The US-based consultants on Internet business said online bookings for hotels will grow to more than 50% by 2009 with call centres and agencies playing a diminishing role.
“In our view the standard travel agency commission which is currently 10% will disappear over the next five years in the same manner as it vanished in the airline and car rental sectors,” the report, The End of the Merchant Model as We Knowit by Max Starkov and Jason Price, said.
It said it expected the rate to drop to 8%, then to 5% and then become a simple flat booking “reward” of between $5-$10 and after that probably disappear for good.

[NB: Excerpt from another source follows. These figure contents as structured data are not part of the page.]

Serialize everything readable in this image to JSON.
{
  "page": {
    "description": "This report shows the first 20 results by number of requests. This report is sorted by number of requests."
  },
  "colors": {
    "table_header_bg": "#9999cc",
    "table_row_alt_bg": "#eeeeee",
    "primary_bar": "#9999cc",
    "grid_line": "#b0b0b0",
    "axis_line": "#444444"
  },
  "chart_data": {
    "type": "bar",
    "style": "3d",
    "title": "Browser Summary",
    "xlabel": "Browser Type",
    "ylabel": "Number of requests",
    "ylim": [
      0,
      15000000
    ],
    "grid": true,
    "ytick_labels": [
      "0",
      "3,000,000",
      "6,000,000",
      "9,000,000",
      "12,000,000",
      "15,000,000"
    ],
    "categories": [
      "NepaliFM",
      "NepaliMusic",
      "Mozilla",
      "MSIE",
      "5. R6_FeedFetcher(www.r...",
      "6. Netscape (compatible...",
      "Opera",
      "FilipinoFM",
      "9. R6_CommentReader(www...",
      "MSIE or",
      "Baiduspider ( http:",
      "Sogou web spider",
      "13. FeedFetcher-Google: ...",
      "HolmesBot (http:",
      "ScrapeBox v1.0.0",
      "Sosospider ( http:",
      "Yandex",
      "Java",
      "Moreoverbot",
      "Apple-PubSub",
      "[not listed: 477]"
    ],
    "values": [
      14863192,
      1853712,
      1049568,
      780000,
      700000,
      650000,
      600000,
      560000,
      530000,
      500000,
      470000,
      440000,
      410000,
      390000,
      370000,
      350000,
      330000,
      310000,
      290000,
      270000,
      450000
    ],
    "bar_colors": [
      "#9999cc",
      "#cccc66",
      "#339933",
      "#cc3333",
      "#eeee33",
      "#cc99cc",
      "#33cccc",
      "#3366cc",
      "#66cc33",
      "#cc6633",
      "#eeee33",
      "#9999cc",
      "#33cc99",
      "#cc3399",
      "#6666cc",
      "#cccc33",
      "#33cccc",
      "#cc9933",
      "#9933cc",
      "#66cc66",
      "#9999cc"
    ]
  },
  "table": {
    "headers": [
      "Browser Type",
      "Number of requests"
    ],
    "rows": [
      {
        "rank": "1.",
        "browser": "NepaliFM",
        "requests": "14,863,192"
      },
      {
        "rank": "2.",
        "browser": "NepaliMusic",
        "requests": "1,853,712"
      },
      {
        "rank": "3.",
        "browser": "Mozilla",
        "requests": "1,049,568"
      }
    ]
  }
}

The report gave as the reasons the decline in importance of agencies and the GDS in general, the shift towards Internet distribution, changing buying habits of travellers and the increased online expertise of major hotel chains.
As evidence the report said that for the first time, there were more hotel bookings in America on online than through the GDS system and it expected this trend to continue.
The merchant model which had helped online booking companies in recent years is also likely to disappear as hoteliers “get the upper hand over online intermediaries.”
Hotel chains will cease to do deals with online agencies and instead work more closely with preferred partners.
Independent hotels will become “increasingly choosy and careful with third party relationships”, the report said.
For their part, the online agencies will embrace the dynamic packaging model as their high profit generator because they can charge higher mark ups than with hotels only.
The report said that US companies like Expedia, Orbitz and Travelocity were already saying that dynamic packaging was the fastest growing segment of their bookings.